Many companies find pairing academic researchers and product development incredibly challenging, an oil and water mix. I keep getting surprised by this, because the era of game development I grew up could not have been more driven by the combination of two great tastes that taste great together. Just in rendering, BSPs unlocked high performance 3D graphics, Ed Catmull’s subdivision surfaces transformed both offline rendering (Pixar) and realtime rendering (basically all games today), and NVIDIA’s development of the programmable pipeline meant every graphics researcher was now also a game engine developer porting research to realtime.

It continued at Linden, where we figured out how to closely collaborate with researchers in fluids (Jos Stam’s stable fluids), noise (leading to a delightful conversation with Ken Perlin about what he called “Perlin Noise” when he submitted papers), and IP (Larry Lessig was as responsible as anyone for the critical decision to grant IP rights). I could keep going, the list goes on and on.

So, what happens when you don’t bridge the gap between research and product? First off, you get a lot of products somewhere between “suboptimal” and “lousy.” AI is partially masking this right now because GenAI’s capabilities are so magical and novel. Moreover, the incredible rewards being generated even by the perception of being an “AI researcher” creates all kinds of incentives to not let your pristine research groups get distracted by a bunch of freewheeling hackers doing gross things to their beautiful Python.

There’s even some reason to believe them. The bitter lesson has been a core component of AI for a long time. Basically, that every time we try to make smarter AIs we should have just been figuring out how to apply more compute. As Drew Breunig notes, this thinking is having a moment. Drew’s skepticism echoes my own.

We know the bitter lesson applies when we have high quality data and clear ways to measure outcomes. We saw the wins that came first from applying this to larger and larger sets of training data, then from scaling inference time, aka “reasoning.” Will those techniques — and other research techniques — keep accelerating AI? I hope so.

But it would be foolish to dismiss the benefits of truly great, coupled product development alongside all that research. Product developers who deeply understand the strengths, weaknesses, and goals of cutting edge AI research can explore products that can’t possibly exist today. They can play with ideas that will also create novel training sets to continue to improve AI. They’re also more likely to find gross approximations that researchers didn’t even think to try that work.

I was going to write up a hypothetical to try and prove this point, but as Simon Willison notes, AI in China is having an incredible month, export controls and chip limitations be damned. You think they are keeping the hackers separate from the researchers? In all of training, model development, and the products they’re building around the models, we’re seeing an incredible pace of exploration far in excess of what access to computing would predict.

Google, Meta, and everyone else going blank check for AI researchers are going to be setting up very complex operational challenges — and not the obvious ones that come from high pay disparities.
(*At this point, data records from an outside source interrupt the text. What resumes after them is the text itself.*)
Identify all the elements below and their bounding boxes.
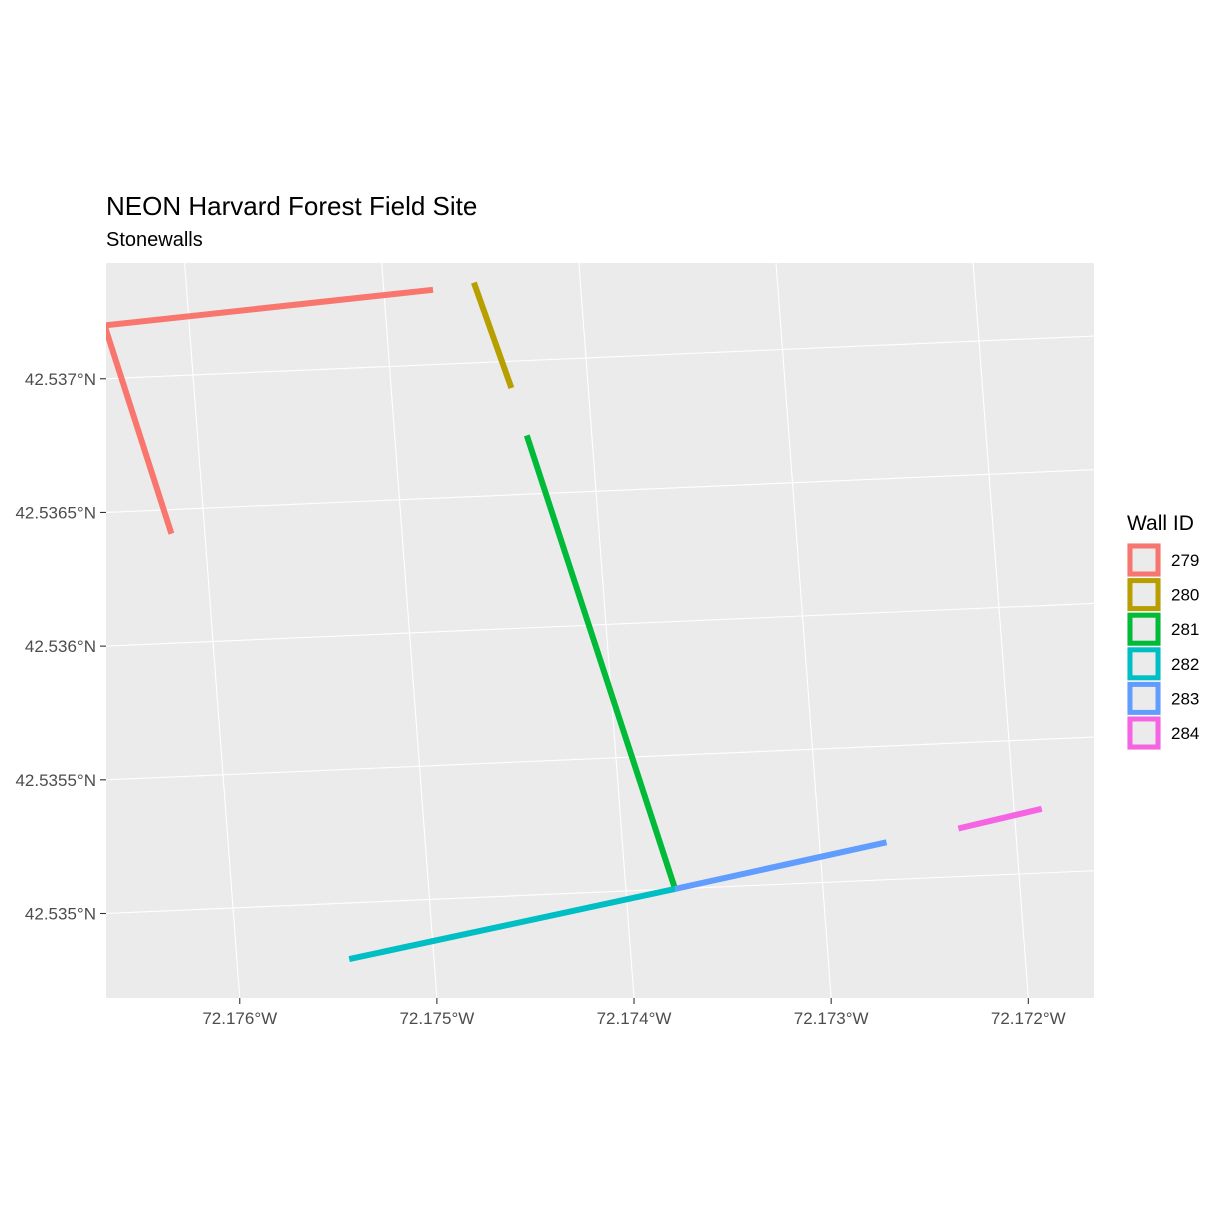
wall-281-line [523, 434, 678, 890]
chart-title: NEON Harvard Forest Field Site [106, 191, 477, 221]
legend-label-281: 281 [1171, 620, 1199, 639]
parallel-gridline [106, 736, 1094, 781]
plot-panel [106, 263, 1094, 998]
axes: 72.176°W 72.175°W 72.174°W 72.173°W 72.172°W… [15, 370, 1065, 1028]
graticule [106, 263, 1094, 998]
wall-279-line [106, 286, 434, 535]
y-tick-label: 42.535°N [25, 904, 96, 923]
legend-key-280 [1127, 578, 1161, 612]
x-tick-label: 72.172°W [991, 1009, 1066, 1028]
legend: Wall ID 279 280 281 282 283 284 [1127, 512, 1199, 750]
y-tick-label: 42.536°N [25, 637, 96, 656]
legend-key-279 [1127, 543, 1161, 577]
legend-key-283 [1127, 681, 1161, 715]
meridian-gridline [381, 263, 438, 998]
y-tick-label: 42.537°N [25, 370, 96, 389]
legend-title: Wall ID [1127, 512, 1194, 535]
wall-280-line [471, 281, 515, 390]
parallel-gridline [106, 335, 1094, 380]
wall-282-line [348, 885, 676, 963]
x-tick-label: 72.176°W [202, 1009, 277, 1028]
parallel-gridline [106, 469, 1094, 513]
legend-label-280: 280 [1171, 586, 1199, 605]
legend-key-281 [1127, 612, 1161, 646]
legend-label-284: 284 [1171, 724, 1199, 743]
wall-283-line [674, 839, 888, 892]
meridian-gridline [972, 263, 1029, 998]
legend-label-279: 279 [1171, 551, 1199, 570]
x-tick-label: 72.173°W [794, 1009, 869, 1028]
meridian-gridline [184, 263, 241, 998]
meridian-gridline [578, 263, 635, 998]
parallel-gridline [106, 870, 1094, 915]
legend-label-282: 282 [1171, 655, 1199, 674]
x-tick-label: 72.174°W [597, 1009, 672, 1028]
x-tick-label: 72.175°W [399, 1009, 474, 1028]
meridian-gridline [775, 263, 832, 998]
wall-284-line [957, 805, 1043, 832]
wall-lines [106, 281, 1043, 963]
y-tick-label: 42.5355°N [15, 771, 96, 790]
y-tick-label: 42.5365°N [15, 503, 96, 522]
legend-label-283: 283 [1171, 689, 1199, 708]
legend-key-284 [1127, 716, 1161, 750]
parallel-gridline [106, 602, 1094, 647]
legend-key-282 [1127, 647, 1161, 681]
chart-subtitle: Stonewalls [106, 229, 203, 251]
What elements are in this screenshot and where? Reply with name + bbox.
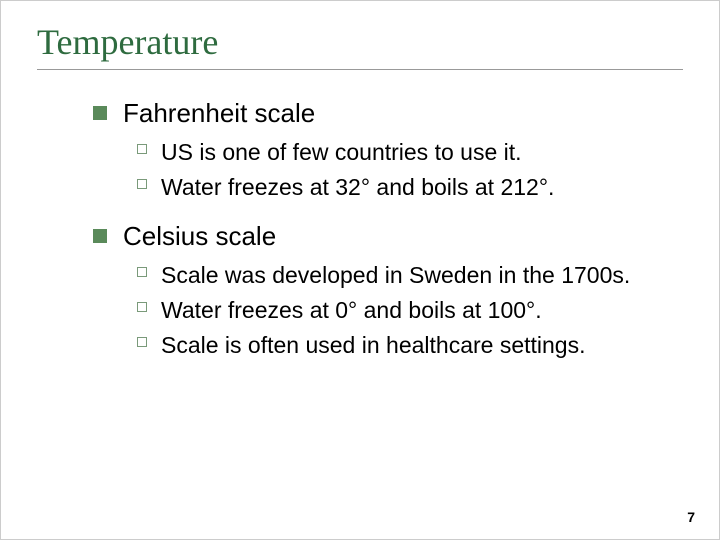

Big Tech has been figuring out how to navigate that challenge for 20 years now.

No, the real challenge is that most pure researchers prefer to just work with other pure researchers. It’s comfortable, familiar, and in well run orgs produces real results. Plus, they’ll be able to point to their deals and say “you promised I was part of a lab.” Ironically, many of these same researchers have spun out to startups, trying to combine research and product development, only to boomerang back into R&D labs.

The more researchers and teams do this, the more they will be depriving themselves of the opportunity to move faster, to invent more, and to increase their chances of achieving their ultimate goal of AGI.

We live in interesting times

I’ve always felt transitions are the best time to be building products. AI feels like that times a bazillion. With funding — and stakes — this high, the companies and teams that figure out how to be sustainably better at creating the future are going to win and win big.